Sementara itu, diplomasi tingkat tinggi terjadi di Kyiv di tengah ketidakpastian mendalam atas niat Rusia menggelar sedemikian banyak pasukan, Presiden Ukraina Volodymyr Zelenskyy mengadakan pertemuan selama tiga jam dengan Presiden Turki Recep Tayyip Erdogan di ibu kota Ukraina.

Presiden Prancis Emmanuel Macron juga akan mengadakan pembicaraan telepon dengan Zelenskyy dan Presiden Rusia Vladimir Putin.

Rusia menggelar lebih dari 100.000 tentara di perbatasan utara dan timur Ukraina, meningkatkan kekhawatiran, Moskow akan menyerang seperti tahun 2014 dan mengacaukan ekonomi Ukraina. Pejabat Rusia menyangkal negaranya merencanakan invasi.

Baca Juga: Latihan Militer Besar, Rusia Kirim Dua Batalyon Rudal S-400 ke Belarusia dan Satu Skadron Su-35

Rudal S-400 Rusia di Sverdlovsk yang disiagakan. (Sumber: Russian Defense Ministry Press Service via AP)

Menteri Pertahanan Rusia Sergei Shoigu kini berada di Minsk untuk memeriksa persiapan latihan perang besar Rusia-Belarus yang dijadwalkan 10 Februari hingga 20 Februari.

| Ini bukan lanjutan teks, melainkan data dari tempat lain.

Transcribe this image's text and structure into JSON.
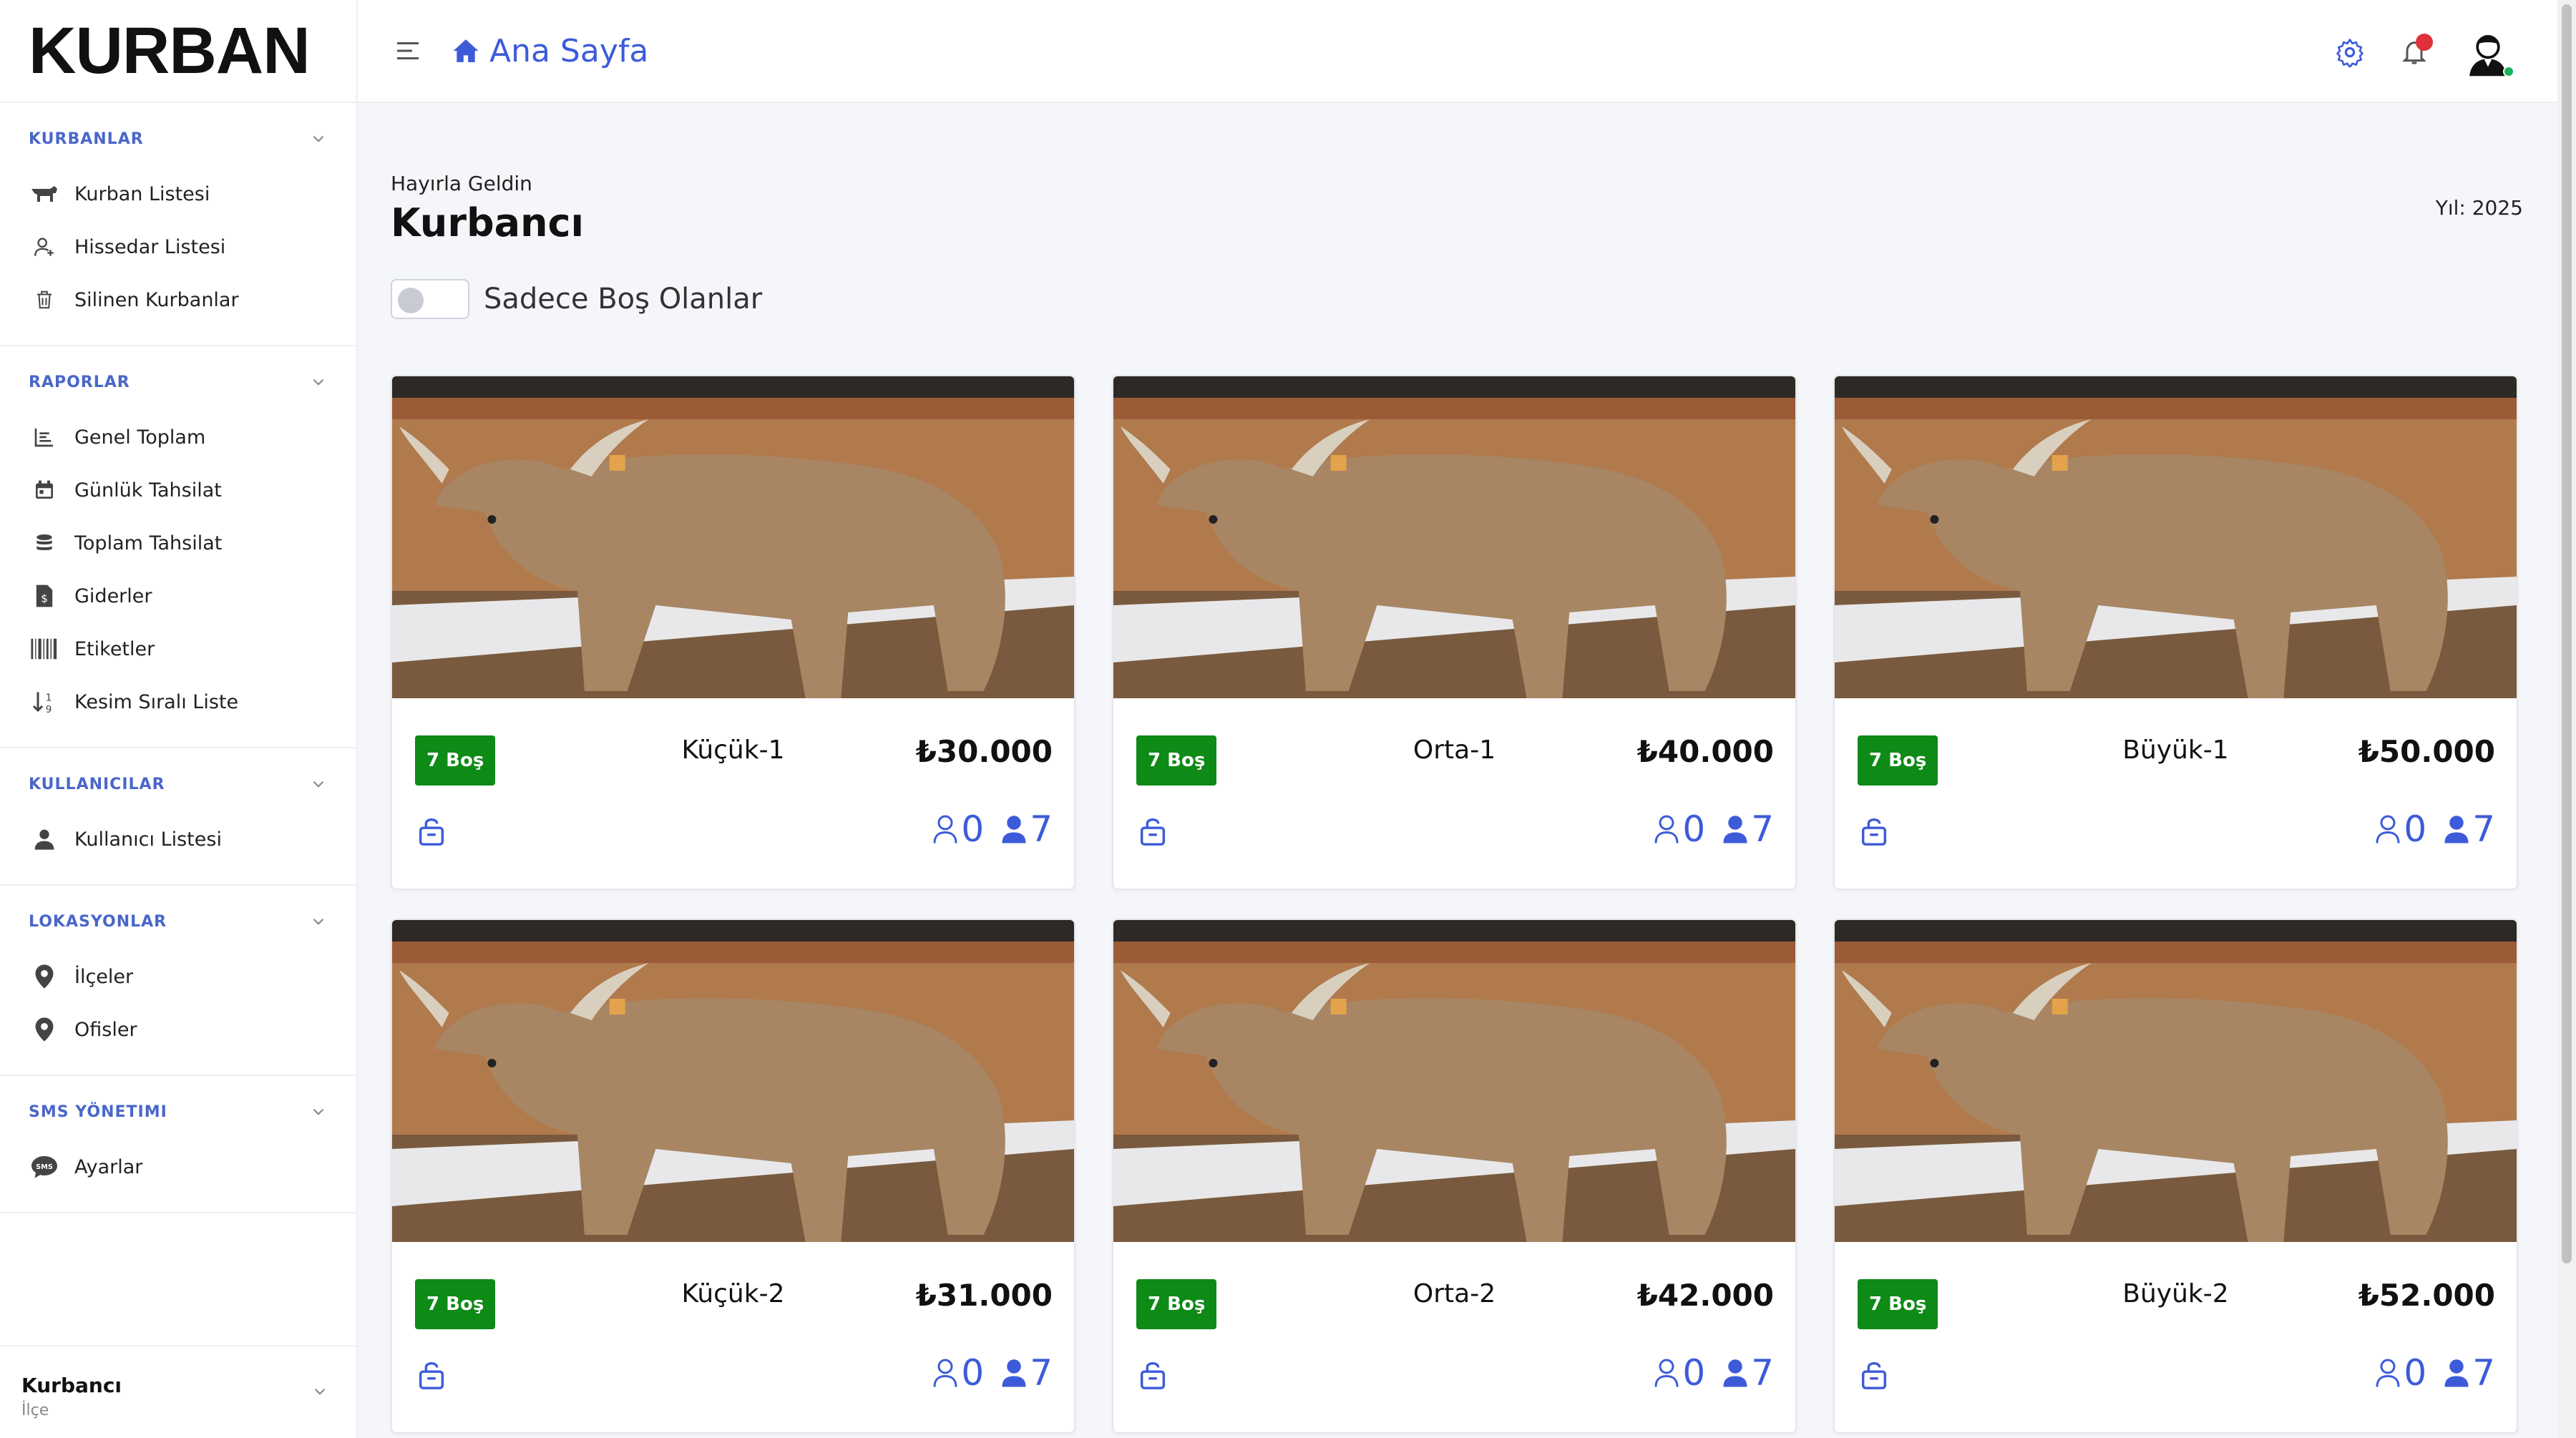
{
  "brand": "KURBAN",
  "topbar": {
    "breadcrumb": "Ana Sayfa"
  },
  "sidebar": {
    "sections": [
      {
        "title": "KURBANLAR",
        "items": [
          {
            "label": "Kurban Listesi",
            "icon": "cow-icon"
          },
          {
            "label": "Hissedar Listesi",
            "icon": "user-plus-icon"
          },
          {
            "label": "Silinen Kurbanlar",
            "icon": "trash-icon"
          }
        ]
      },
      {
        "title": "RAPORLAR",
        "items": [
          {
            "label": "Genel Toplam",
            "icon": "chart-icon"
          },
          {
            "label": "Günlük Tahsilat",
            "icon": "calendar-icon"
          },
          {
            "label": "Toplam Tahsilat",
            "icon": "coins-icon"
          },
          {
            "label": "Giderler",
            "icon": "invoice-icon"
          },
          {
            "label": "Etiketler",
            "icon": "barcode-icon"
          },
          {
            "label": "Kesim Sıralı Liste",
            "icon": "sort-icon"
          }
        ]
      },
      {
        "title": "KULLANICILAR",
        "items": [
          {
            "label": "Kullanıcı Listesi",
            "icon": "user-icon"
          }
        ]
      },
      {
        "title": "LOKASYONLAR",
        "items": [
          {
            "label": "İlçeler",
            "icon": "map-pin-icon"
          },
          {
            "label": "Ofisler",
            "icon": "map-pin-icon"
          }
        ]
      },
      {
        "title": "SMS YÖNETIMI",
        "items": [
          {
            "label": "Ayarlar",
            "icon": "sms-icon"
          }
        ]
      }
    ],
    "footer": {
      "name": "Kurbancı",
      "role": "İlçe"
    }
  },
  "main": {
    "greeting": "Hayırla Geldin",
    "title": "Kurbancı",
    "year": "Yıl: 2025",
    "filter_label": "Sadece Boş Olanlar"
  },
  "cards": [
    {
      "badge": "7 Boş",
      "name": "Küçük-1",
      "price": "₺30.000",
      "filled": "0",
      "total": "7"
    },
    {
      "badge": "7 Boş",
      "name": "Orta-1",
      "price": "₺40.000",
      "filled": "0",
      "total": "7"
    },
    {
      "badge": "7 Boş",
      "name": "Büyük-1",
      "price": "₺50.000",
      "filled": "0",
      "total": "7"
    },
    {
      "badge": "7 Boş",
      "name": "Küçük-2",
      "price": "₺31.000",
      "filled": "0",
      "total": "7"
    },
    {
      "badge": "7 Boş",
      "name": "Orta-2",
      "price": "₺42.000",
      "filled": "0",
      "total": "7"
    },
    {
      "badge": "7 Boş",
      "name": "Büyük-2",
      "price": "₺52.000",
      "filled": "0",
      "total": "7"
    }
  ],
  "colors": {
    "accent": "#3d5bd9",
    "section_title": "#4a66c9",
    "badge": "#0e8a16",
    "notification": "#e0303a"
  }
}
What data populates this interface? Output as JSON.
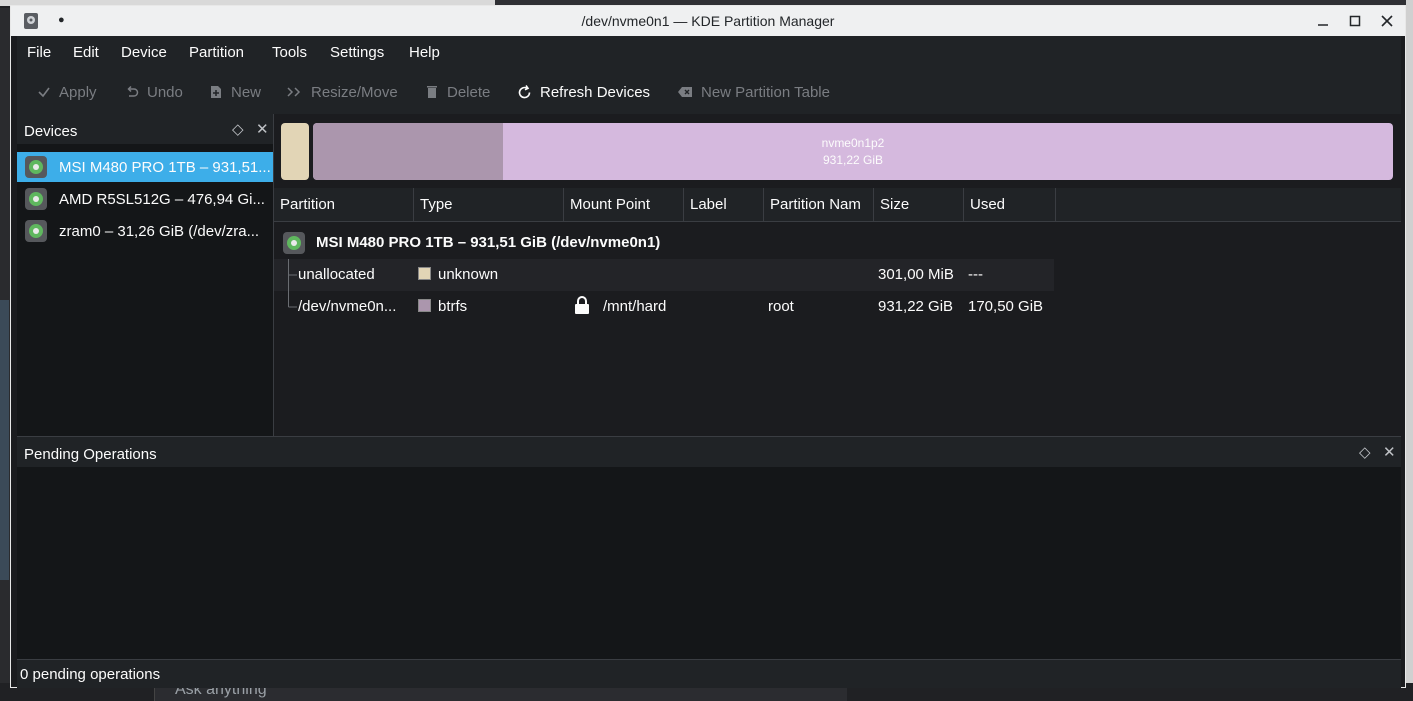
{
  "window": {
    "title": "/dev/nvme0n1 — KDE Partition Manager"
  },
  "menubar": [
    "File",
    "Edit",
    "Device",
    "Partition",
    "Tools",
    "Settings",
    "Help"
  ],
  "toolbar": {
    "apply": "Apply",
    "undo": "Undo",
    "new": "New",
    "resize_move": "Resize/Move",
    "delete": "Delete",
    "refresh": "Refresh Devices",
    "new_table": "New Partition Table"
  },
  "devices": {
    "title": "Devices",
    "items": [
      {
        "label": "MSI M480 PRO 1TB – 931,51...",
        "selected": true
      },
      {
        "label": "AMD R5SL512G – 476,94 Gi...",
        "selected": false
      },
      {
        "label": "zram0 – 31,26 GiB (/dev/zra...",
        "selected": false
      }
    ]
  },
  "partition_bar": {
    "name": "nvme0n1p2",
    "size": "931,22 GiB"
  },
  "table": {
    "columns": [
      "Partition",
      "Type",
      "Mount Point",
      "Label",
      "Partition Nam",
      "Size",
      "Used"
    ],
    "device_row": "MSI M480 PRO 1TB – 931,51 GiB (/dev/nvme0n1)",
    "rows": [
      {
        "partition": "unallocated",
        "type": "unknown",
        "type_color": "#e2d5b6",
        "mount": "",
        "label": "",
        "partition_name": "",
        "size": "301,00 MiB",
        "used": "---"
      },
      {
        "partition": "/dev/nvme0n...",
        "type": "btrfs",
        "type_color": "#ab96ad",
        "mount": "/mnt/hard",
        "label": "",
        "partition_name": "root",
        "size": "931,22 GiB",
        "used": "170,50 GiB"
      }
    ]
  },
  "pending": {
    "title": "Pending Operations",
    "status": "0 pending operations"
  },
  "background": {
    "ask_placeholder": "Ask anything"
  }
}
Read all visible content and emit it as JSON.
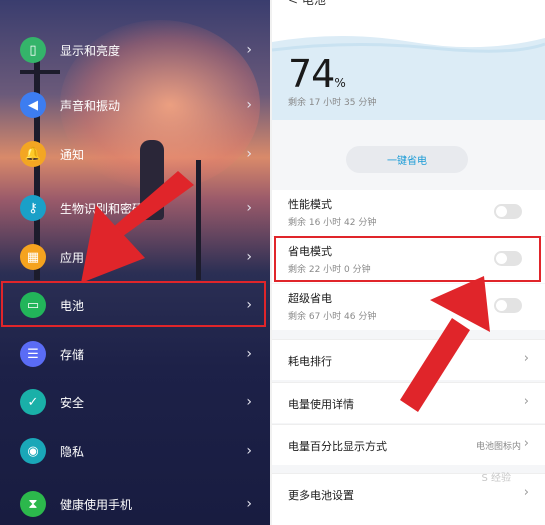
{
  "left_panel": {
    "items": [
      {
        "label": "显示和亮度",
        "icon": "display-brightness-icon",
        "color": "#34b46a",
        "glyph": "▯"
      },
      {
        "label": "声音和振动",
        "icon": "speaker-icon",
        "color": "#3d7df0",
        "glyph": "◀"
      },
      {
        "label": "通知",
        "icon": "bell-icon",
        "color": "#f3a623",
        "glyph": "🔔"
      },
      {
        "label": "生物识别和密码",
        "icon": "key-icon",
        "color": "#1aa0c8",
        "glyph": "⚷"
      },
      {
        "label": "应用",
        "icon": "apps-grid-icon",
        "color": "#f5a31f",
        "glyph": "▦"
      },
      {
        "label": "电池",
        "icon": "battery-icon",
        "color": "#22b55a",
        "glyph": "▭"
      },
      {
        "label": "存储",
        "icon": "storage-icon",
        "color": "#5a6cf5",
        "glyph": "☰"
      },
      {
        "label": "安全",
        "icon": "shield-check-icon",
        "color": "#1ab0a8",
        "glyph": "✓"
      },
      {
        "label": "隐私",
        "icon": "privacy-shield-icon",
        "color": "#1aa7b8",
        "glyph": "◉"
      },
      {
        "label": "健康使用手机",
        "icon": "hourglass-icon",
        "color": "#2cb84c",
        "glyph": "⧗"
      }
    ],
    "chevron": "›"
  },
  "right_panel": {
    "topbar_text": "< 电池",
    "battery_percent": "74",
    "percent_sign": "%",
    "remaining": "剩余 17 小时 35 分钟",
    "one_key_save": "一键省电",
    "modes": [
      {
        "title": "性能模式",
        "sub": "剩余 16 小时 42 分钟",
        "on": false
      },
      {
        "title": "省电模式",
        "sub": "剩余 22 小时 0 分钟",
        "on": false
      },
      {
        "title": "超级省电",
        "sub": "剩余 67 小时 46 分钟",
        "on": false
      }
    ],
    "links": [
      {
        "title": "耗电排行",
        "value": ""
      },
      {
        "title": "电量使用详情",
        "value": ""
      },
      {
        "title": "电量百分比显示方式",
        "value": "电池图标内"
      },
      {
        "title": "更多电池设置",
        "value": ""
      }
    ],
    "chevron": "›",
    "watermark": "S 经验"
  },
  "colors": {
    "highlight": "#e0252a",
    "accent": "#1a9bd6"
  }
}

Shoigu bertemu dengan Presiden Belarusia Alexander Lukashenko. Berbicara tentang latihan tersebut, Lukashenko mengatakan tujuannya adalah “untuk memperkuat perbatasan dengan Ukraina.”

Pada saat yang sama, Kementerian Pertahanan Belarusia menuduh Ukraina melanggar wilayah udara negara itu dengan drone bulan lalu.

Belarusia memanggil atase pertahanan Ukraina dan menyerahkan nota protes atas seringnya pelanggaran perbatasan negara dengan Belarus.

Kyiv menolak tuduhan itu dan menuduh Belarusia bekerja sama dengan Rusia untuk mencoba membuat Ukraina lebih resah.

"Kami meminta Minsk untuk menahan diri dari bermain-main dengan kegiatan destabilisasi Rusia," kata Juru Bicara Kementerian Luar Negeri Ukraina Oleg Nikolenko di Twitter.

Menteri Pertahanan Ukraina kembali berusaha membuat situasi tenang, dengan mengatakan kemungkinan invasi Rusia "rendah," dan dia menyambut baik perubahan diksi pejabat Amerika Serikat, yang kini berhenti menggunakan istilah "segera" ketika menggambarkan risiko serangan Rusia.

Oleksii Reznikov mengatakan ancaman invasi itu memungkinkan, begitu pula dengan risikonya. Ancaman invasi itu, menurut Reznikov sudah ada sejak 2014, sejak Rusia menjadi agresor.

Namun Reznikov mengatakan, tidak ada alasan untuk panik, takut, lari atau berkemas untuk pergi.